Wir sehen die Schülerin Yakamoz Karakurt, die in der Zeit den Verlust ihrer Kindheit durch das Schulsystem beschrieben hat, einen motivierten Ein-Euro-Jobber, der nur unter höchsten Anstrengungen aus seinem Milieu ausbrechen kann – und im Gegensatz dazu wohlgehegte Studenten des CEO of the Future Wettbewerbs von McKinsey, die in ihren Präsentationen brav gelernte Business-Worthülsen nachplappern. “Die Verkürzung des Lebens auf die Ökonomie ist eine der schlimmsten Entwicklungen unserer heutigen Zeit.“ So Thomas Sattelberger, u.a. ehemaliger Personalvorstand der Deutschen Telekom (im Interview mit dem Tagesspiegel fordert er mehr Querdenker). Er hat gesehen, wie unzählige Manager mit dieser Einstellung persönlich scheiterten und ist enttäuscht vom Nachwuchs, der den Alten auf direktem Weg ins Burnout folgt.

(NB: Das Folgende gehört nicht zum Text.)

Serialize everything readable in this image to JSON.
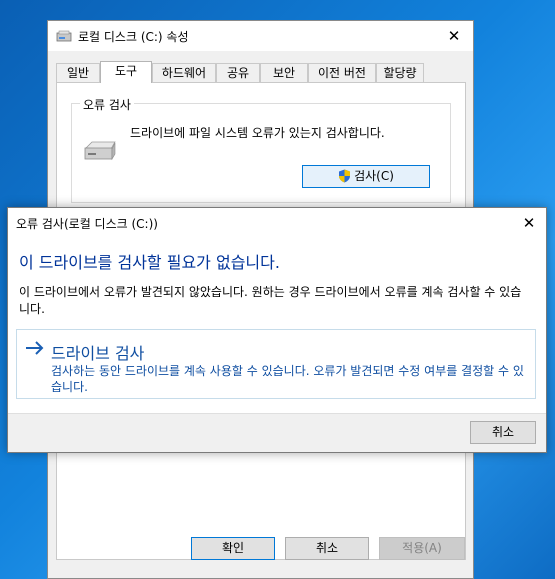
{
  "properties_window": {
    "title": "로컬 디스크 (C:) 속성",
    "tabs": [
      {
        "label": "일반"
      },
      {
        "label": "도구"
      },
      {
        "label": "하드웨어"
      },
      {
        "label": "공유"
      },
      {
        "label": "보안"
      },
      {
        "label": "이전 버전"
      },
      {
        "label": "할당량"
      }
    ],
    "error_check_group": {
      "title": "오류 검사",
      "description": "드라이브에 파일 시스템 오류가 있는지 검사합니다.",
      "check_button": "검사(C)"
    },
    "buttons": {
      "ok": "확인",
      "cancel": "취소",
      "apply": "적용(A)"
    }
  },
  "dialog": {
    "title": "오류 검사(로컬 디스크 (C:))",
    "heading": "이 드라이브를 검사할 필요가 없습니다.",
    "description": "이 드라이브에서 오류가 발견되지 않았습니다. 원하는 경우 드라이브에서 오류를 계속 검사할 수 있습니다.",
    "command_link": {
      "title": "드라이브 검사",
      "description": "검사하는 동안 드라이브를 계속 사용할 수 있습니다. 오류가 발견되면 수정 여부를 결정할 수 있습니다."
    },
    "cancel": "취소"
  },
  "colors": {
    "accent_blue": "#0078d7",
    "heading_blue": "#003399",
    "link_blue": "#0f4ea1"
  }
}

Was geben wir unseren Kindern?
Die Botschaft des Films bringt schließlich der spanische Lehrer Pablo Pineda Ferrer auf den Punkt (hier der Trailer zum Film über seine Lebensgeschicht Me too). Er gilt als der erste Europäer mit Down-Syndrom, der ein Studium absolviert hat. “Für mich gibt es zwei Konzepte: Das Konzept der Angst und das Konzept der Liebe. Und wenn wir bis jetzt mit dem Konzept der Angst gelebt haben, wird es Zeit, dieses zu verlassen.“
Occupy School!
Am Ende sind wir wieder in Death Valley. Ken Robinson erzählt, wie diese heißeste Wüste der USA 2005 plötzlich anfing zu blühen, weil es ausnahmsweise heftig geregnet hatte. Death Valley war nicht tot – die Samen im Boden hatten nur auf die richtigen Bedingungen gewartet. Genauso verhält es sich mit der Kreativität eines jeden Menschen. Kein Kind ist ein leeres Gefäß, das erst gefüllt werden muss. Kein Mensch ist an sich intelligent oder dumm – er braucht nur die richtigen Bedingungen.

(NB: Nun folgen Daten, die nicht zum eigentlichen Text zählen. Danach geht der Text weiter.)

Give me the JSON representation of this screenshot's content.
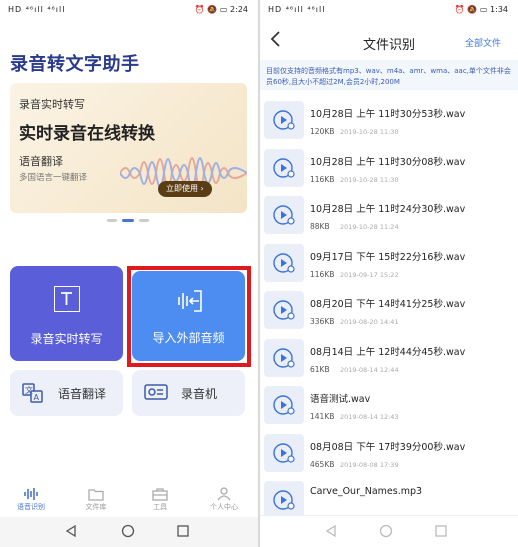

Das zu ermöglichen ist eine der größten Aufgaben dieses Jahrhunderts. Keine einfache Aufgabe. Alphabet ist auch kein einfacher Film. Aber ein sehr wichtiger, den jeder fortpflanzungsfähige Mensch gesehen haben sollte.
Christopher Werth
Alphabet – Angst oder Liebe. Dokumentarfilm 2013, 113 Minuten. Regie: Erwin Wagenhofer. Buch: Sabine Kriechbaum, Erwin Wagenhofer. Offizielle Homepage des Films.